Is your regular morning run worth the risk when the weather takes a turn for the worse? You’ve probably been cautioned several times against running in the cold weather. With stories of frozen lungs making the rounds every winter, running in the cold weather can seem like a bad idea. But fitness gurus, athletes, and even researchers suggest otherwise!

Out in the Cold: Benefits

Running in the cold weather is a whole lot more beneficial than it is made out to be. Before we dive into the advantages of running in the cold weather, here’s a little fact that will put your mind at ease: there’s no such thing as frozen lungs! According to Pulmonary Specialist Dr. Owen Hanley, as long as you are alive, you cannot possibly develop frozen lungs. Your body will not allow it! Luckily, our bodies are naturally designed to warm the inhaled air to body temperature by the time it reaches the lungs.

There are other precautions that you will have to take to protect yourself from the cold, but those will be discussed later. For now, take a look at what running in the cold weather can do for you!

Winter Weight Gain: Not Any More!

Blame it on the holiday season, sudden mood fluctuations, or the harsh weather, but the most important thing is to find a solution to the problem of winter weight gain! Lawrence J. Cheskin, founder and director of the John Hopkins Weight Management Center explains that on average, most people gain five to seven pounds in the winter season. Running is an excellent way to keep your expanding waistline in check, and maybe even lose a few additional pounds. Running in the cold weather requires will-power and dedication, but it is definitely worth the effort!

Seasonal Affective Disorder: Prevent It!

Winters tend to be dark, damp, prolonged and monotonous. These dreary conditions can cause Seasonal Affective Disorder in a small percentage of susceptible individuals. To put it simply, Seasonal Affective Disorder is a form of clinical depression. According to Dr. Lawrence J. Cheskin, who is also an associate professor at the John Hopkins Bloomberg School of Public Health, it is triggered by the days becoming shorter in winter.

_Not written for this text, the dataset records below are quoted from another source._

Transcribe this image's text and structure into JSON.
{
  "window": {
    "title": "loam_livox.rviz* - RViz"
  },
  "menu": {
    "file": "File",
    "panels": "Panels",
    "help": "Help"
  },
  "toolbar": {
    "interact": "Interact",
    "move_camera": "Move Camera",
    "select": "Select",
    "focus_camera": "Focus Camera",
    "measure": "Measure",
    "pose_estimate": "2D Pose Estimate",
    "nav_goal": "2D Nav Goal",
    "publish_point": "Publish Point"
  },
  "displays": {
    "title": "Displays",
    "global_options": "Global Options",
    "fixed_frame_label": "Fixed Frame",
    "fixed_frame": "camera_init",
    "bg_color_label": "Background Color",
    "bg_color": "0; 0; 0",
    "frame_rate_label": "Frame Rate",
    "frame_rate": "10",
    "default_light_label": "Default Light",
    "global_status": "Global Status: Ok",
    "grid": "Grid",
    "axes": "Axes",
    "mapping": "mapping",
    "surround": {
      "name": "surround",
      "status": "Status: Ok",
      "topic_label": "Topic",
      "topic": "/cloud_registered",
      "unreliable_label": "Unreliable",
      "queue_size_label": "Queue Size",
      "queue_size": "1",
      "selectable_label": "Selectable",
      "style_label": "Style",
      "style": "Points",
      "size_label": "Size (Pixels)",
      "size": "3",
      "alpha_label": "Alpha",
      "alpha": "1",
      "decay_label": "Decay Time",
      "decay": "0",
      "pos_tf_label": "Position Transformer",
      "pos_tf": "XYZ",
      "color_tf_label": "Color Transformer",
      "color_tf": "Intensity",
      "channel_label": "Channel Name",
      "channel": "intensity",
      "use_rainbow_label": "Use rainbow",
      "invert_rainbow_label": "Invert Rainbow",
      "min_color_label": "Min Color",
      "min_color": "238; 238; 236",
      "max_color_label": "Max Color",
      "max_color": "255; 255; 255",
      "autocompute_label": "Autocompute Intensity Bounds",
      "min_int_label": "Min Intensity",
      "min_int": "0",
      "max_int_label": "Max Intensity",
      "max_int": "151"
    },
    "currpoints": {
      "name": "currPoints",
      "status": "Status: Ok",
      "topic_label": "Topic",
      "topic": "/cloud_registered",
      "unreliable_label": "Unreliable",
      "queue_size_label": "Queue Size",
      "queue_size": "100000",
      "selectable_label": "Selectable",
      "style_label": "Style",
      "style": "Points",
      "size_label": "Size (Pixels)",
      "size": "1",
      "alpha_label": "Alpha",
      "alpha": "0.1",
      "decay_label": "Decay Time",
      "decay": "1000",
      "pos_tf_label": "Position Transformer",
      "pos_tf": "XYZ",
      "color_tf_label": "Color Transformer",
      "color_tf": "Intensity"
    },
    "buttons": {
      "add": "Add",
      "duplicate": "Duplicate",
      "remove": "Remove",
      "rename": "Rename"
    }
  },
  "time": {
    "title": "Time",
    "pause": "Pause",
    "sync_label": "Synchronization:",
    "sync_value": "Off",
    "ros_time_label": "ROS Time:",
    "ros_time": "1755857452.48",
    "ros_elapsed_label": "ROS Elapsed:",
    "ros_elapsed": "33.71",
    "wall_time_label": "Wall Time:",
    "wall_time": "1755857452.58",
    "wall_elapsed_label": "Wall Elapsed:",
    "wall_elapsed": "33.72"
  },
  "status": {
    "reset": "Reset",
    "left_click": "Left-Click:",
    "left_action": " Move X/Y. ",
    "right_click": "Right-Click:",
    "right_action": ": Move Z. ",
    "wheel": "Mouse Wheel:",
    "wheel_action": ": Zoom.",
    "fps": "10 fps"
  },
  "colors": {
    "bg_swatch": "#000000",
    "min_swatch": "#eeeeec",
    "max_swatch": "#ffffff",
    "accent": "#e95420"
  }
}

Running in the cold weather serves as the perfect shield to combat Seasonal Affective Disorder. A study published in the journal Environmental Science and Technology confirmed that people who exercised outdoors reported improvements in their moods, increased energy levels, decreased feelings of depression, and a higher probability of engaging in regular exercise!

A Little Bit of Cold Can’t Hurt, Can It?

Experts at Harvard Medical School are of the opinion that exposing your body to the cold isn’t as bad as you think. According to the Harvard Health Letter (January 2010), the human body contains two types of fat: brown fat and white fat. Babies have a higher percentage of brown fat because the heat-producing, calorie burning properties of brown fat help to regulate their body temperatures. As the years pass by, the proportion of brown fat in the body decreases. What is so great about brown fat? It can burn calories more efficiently than white fat!

Your daily goal in the winter season is to layer up and stay as warm as you possibly can, but exposing your body to the cold may help in weight control! The cold plays an instrumental role in activating brown fat, which in turn activates its heat-producing, calorie blasting properties.

A Few Necessary Precautions

While frozen lungs have been disqualified from the list of health complications, exercise-induced asthma is a very real concern. Dr. Ken Rundell, in his research carried out at Marywood University in Scranton, Pennsylvania, confirmed that the dryness of cold air can cause chest tightening, narrowing of airways, shortness of breath, and dry cough.

The symptoms of exercise induced asthma can cause discomfort and even pain. Take a day off from running in the cold weather if you don’t feel up to it. You can also prevent exercise induced asthma by wearing a scarf and using it to cover your mouth. This will trap the natural water vapor from the air that you exhale, and warm and humidify the air that you inhale.    

Running in the cold weather may seem like a questionable idea at first glance, but there’s more to it than meets the eye! Layer up, brace yourself for the chilly weather, and continue with your regular running schedule. It might take a little getting used to, but you’ll soon be hooked to the experience of running in the cold weather!